Ja, sagt Finanzminister Michael Richter (CDU). Rein rechnerisch könnte das Geld schnell aufgebraucht sein: Sollten 6000 Betriebe mit 26 bis 50 Mitarbeitern den Maximalsatz von 25 000 Euro beantragen, wären die 150 Millionen Euro schon aufgebraucht. Doch diese Summe könne ebenso aufgestockt werden wie die Bundeshilfen, so Richter. Wirtschaftsminister Willingmann sprach gar von einem "schier unendlichen Topf". Keiner müsse Angst haben, dass er leer ausgehe, weil andere die Soforthilfen schneller beantragten. "Wie in anderen Lebenslagen ist es auch in diesem Fall nicht geboten, zu hamstern." Anträge sollen nach jetzigem Stand bis Ende Juni möglich sein.

Woher nimmt Sachsen-Anhalt das Geld?

Das ist eine gute Frage, denn im gerade erst verabschiedeten Haushalt für 2020/2021 tauchen die Summen für das Paket noch nicht auf. Deswegen soll der Landtag nächste Woche schon über einen Aufschlag von einer halben Milliarde Euro auf die für dieses Jahr eingeplanten knapp 12 Milliarden Euro beraten. Ziel sei es, den Nachtragshaushalt schon am Donnerstag zu verabschieden, sagte Finanzminister Richter. Haseloff appellierte an die Abgeordneten: Alle Landeshilfen zur Corona-Krise seien nur umsetzbar, wenn die Volksvertreter mit einem Nachtragshaushalt den Weg dafür freimachen. Der Appell kommt nicht von ungefähr: Das letzte Wort beim Landesgeld hat immer der Landtag.

Was sagen Wirtschaftsvertreter zu den Plänen?

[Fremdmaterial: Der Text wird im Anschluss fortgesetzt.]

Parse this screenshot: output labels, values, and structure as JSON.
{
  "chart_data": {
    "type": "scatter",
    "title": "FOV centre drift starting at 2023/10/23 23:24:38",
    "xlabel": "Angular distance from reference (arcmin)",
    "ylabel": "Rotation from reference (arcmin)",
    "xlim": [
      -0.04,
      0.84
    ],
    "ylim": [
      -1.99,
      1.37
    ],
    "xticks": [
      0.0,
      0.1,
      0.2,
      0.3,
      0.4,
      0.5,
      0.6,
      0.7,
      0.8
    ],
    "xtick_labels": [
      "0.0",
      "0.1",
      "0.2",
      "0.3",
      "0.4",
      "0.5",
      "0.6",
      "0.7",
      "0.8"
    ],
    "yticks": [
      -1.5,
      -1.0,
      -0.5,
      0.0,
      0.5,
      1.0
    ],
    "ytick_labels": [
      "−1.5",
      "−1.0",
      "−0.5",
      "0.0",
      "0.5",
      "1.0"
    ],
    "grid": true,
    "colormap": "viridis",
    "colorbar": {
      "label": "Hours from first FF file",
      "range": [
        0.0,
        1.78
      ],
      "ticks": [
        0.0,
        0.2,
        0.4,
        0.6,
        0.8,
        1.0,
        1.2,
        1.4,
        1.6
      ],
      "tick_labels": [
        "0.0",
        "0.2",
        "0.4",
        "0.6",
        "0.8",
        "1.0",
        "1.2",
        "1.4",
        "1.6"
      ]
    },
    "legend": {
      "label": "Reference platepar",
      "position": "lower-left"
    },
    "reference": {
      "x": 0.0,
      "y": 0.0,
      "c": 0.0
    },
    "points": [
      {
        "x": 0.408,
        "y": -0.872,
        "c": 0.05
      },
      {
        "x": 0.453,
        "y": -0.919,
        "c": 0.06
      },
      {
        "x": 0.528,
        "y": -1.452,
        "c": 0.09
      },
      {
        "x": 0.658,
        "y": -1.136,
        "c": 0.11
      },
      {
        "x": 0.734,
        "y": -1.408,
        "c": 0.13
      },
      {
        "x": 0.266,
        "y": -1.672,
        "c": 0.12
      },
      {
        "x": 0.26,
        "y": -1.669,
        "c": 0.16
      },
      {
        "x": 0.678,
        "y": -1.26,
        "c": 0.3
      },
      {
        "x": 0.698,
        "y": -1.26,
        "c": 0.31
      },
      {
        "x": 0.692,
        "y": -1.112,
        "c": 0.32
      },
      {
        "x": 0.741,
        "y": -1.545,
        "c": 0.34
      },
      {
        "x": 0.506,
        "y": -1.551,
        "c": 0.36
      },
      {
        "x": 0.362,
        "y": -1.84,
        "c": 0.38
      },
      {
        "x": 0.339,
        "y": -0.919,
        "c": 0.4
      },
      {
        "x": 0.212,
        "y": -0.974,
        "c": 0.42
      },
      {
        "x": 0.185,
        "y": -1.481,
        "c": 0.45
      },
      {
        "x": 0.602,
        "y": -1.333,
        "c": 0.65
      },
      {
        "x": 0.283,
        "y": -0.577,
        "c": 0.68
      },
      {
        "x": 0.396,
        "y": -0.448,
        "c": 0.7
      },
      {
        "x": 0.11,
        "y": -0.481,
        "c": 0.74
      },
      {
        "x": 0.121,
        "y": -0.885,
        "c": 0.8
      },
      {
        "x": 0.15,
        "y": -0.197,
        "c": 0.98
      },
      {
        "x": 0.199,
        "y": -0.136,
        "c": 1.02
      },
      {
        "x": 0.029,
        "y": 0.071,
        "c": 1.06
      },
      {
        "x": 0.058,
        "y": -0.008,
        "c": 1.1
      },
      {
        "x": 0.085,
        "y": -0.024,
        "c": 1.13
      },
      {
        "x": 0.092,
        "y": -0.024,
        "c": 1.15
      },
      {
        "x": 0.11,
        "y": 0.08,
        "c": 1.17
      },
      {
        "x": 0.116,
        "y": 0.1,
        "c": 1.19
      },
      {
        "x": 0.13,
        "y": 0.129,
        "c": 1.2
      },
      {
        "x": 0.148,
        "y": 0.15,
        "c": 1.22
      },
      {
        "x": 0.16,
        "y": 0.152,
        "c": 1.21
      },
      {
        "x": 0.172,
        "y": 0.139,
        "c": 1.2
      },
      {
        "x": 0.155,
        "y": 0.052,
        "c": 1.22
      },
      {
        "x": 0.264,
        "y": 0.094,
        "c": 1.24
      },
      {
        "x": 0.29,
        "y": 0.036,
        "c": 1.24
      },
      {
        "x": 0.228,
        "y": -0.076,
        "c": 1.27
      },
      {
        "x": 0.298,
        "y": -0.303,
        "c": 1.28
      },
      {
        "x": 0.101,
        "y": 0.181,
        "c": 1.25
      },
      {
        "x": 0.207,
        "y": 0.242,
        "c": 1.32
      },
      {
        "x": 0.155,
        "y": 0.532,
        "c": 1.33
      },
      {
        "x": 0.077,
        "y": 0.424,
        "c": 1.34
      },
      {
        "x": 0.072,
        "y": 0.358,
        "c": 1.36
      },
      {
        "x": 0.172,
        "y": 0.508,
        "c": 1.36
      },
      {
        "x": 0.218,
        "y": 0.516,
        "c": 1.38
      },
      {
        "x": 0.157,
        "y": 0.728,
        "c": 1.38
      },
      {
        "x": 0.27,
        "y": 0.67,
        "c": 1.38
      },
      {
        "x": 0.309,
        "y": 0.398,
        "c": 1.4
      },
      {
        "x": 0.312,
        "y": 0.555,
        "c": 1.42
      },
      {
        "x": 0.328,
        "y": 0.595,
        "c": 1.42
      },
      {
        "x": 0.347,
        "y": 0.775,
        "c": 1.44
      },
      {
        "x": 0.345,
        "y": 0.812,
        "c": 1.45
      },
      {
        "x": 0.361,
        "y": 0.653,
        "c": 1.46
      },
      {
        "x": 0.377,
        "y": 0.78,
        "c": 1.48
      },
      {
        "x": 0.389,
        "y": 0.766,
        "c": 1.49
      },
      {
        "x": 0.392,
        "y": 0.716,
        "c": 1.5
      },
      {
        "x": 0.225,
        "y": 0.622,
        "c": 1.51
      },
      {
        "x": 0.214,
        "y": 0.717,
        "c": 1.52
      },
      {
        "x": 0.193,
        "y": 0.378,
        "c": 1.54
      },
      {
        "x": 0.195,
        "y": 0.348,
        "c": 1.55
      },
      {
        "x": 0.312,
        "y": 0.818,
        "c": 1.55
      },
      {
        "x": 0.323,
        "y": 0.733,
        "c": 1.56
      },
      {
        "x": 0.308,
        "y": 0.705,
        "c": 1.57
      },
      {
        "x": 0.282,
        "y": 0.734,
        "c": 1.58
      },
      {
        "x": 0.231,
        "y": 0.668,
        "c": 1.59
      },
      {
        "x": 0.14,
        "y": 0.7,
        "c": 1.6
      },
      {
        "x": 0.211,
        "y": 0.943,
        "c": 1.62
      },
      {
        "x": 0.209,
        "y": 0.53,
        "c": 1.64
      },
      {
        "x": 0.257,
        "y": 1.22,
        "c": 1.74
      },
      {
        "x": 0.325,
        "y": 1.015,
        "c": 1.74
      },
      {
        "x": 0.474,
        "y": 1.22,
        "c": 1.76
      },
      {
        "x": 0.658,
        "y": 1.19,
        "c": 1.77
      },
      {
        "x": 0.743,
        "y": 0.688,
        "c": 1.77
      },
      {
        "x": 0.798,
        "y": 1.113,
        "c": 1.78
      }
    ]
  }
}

Der Präsident der Industrie- und Handelskammer Magdeburg, Klaus Olbricht, begrüßt das Programm. Er gehe davon aus, dass die Soforthilfe jetzt unbürokratisch und schnell anlaufe, teilte er mit. "Wir stehen gemeinsam vor einer Riesenaufgabe, die wir gemeinsam bewältigen werden." Die Handwerkskammern Magdeburg und Halle bieten ihren Mitgliedsbetrieben an, sie zu den Hilfen zu beraten. Das werde eine Mammutaufgabe, erklärte der Präsident der Handwerkskammer Magdeburg, Hagen Mauer. "Wir erwarten Tausende von Anträgen."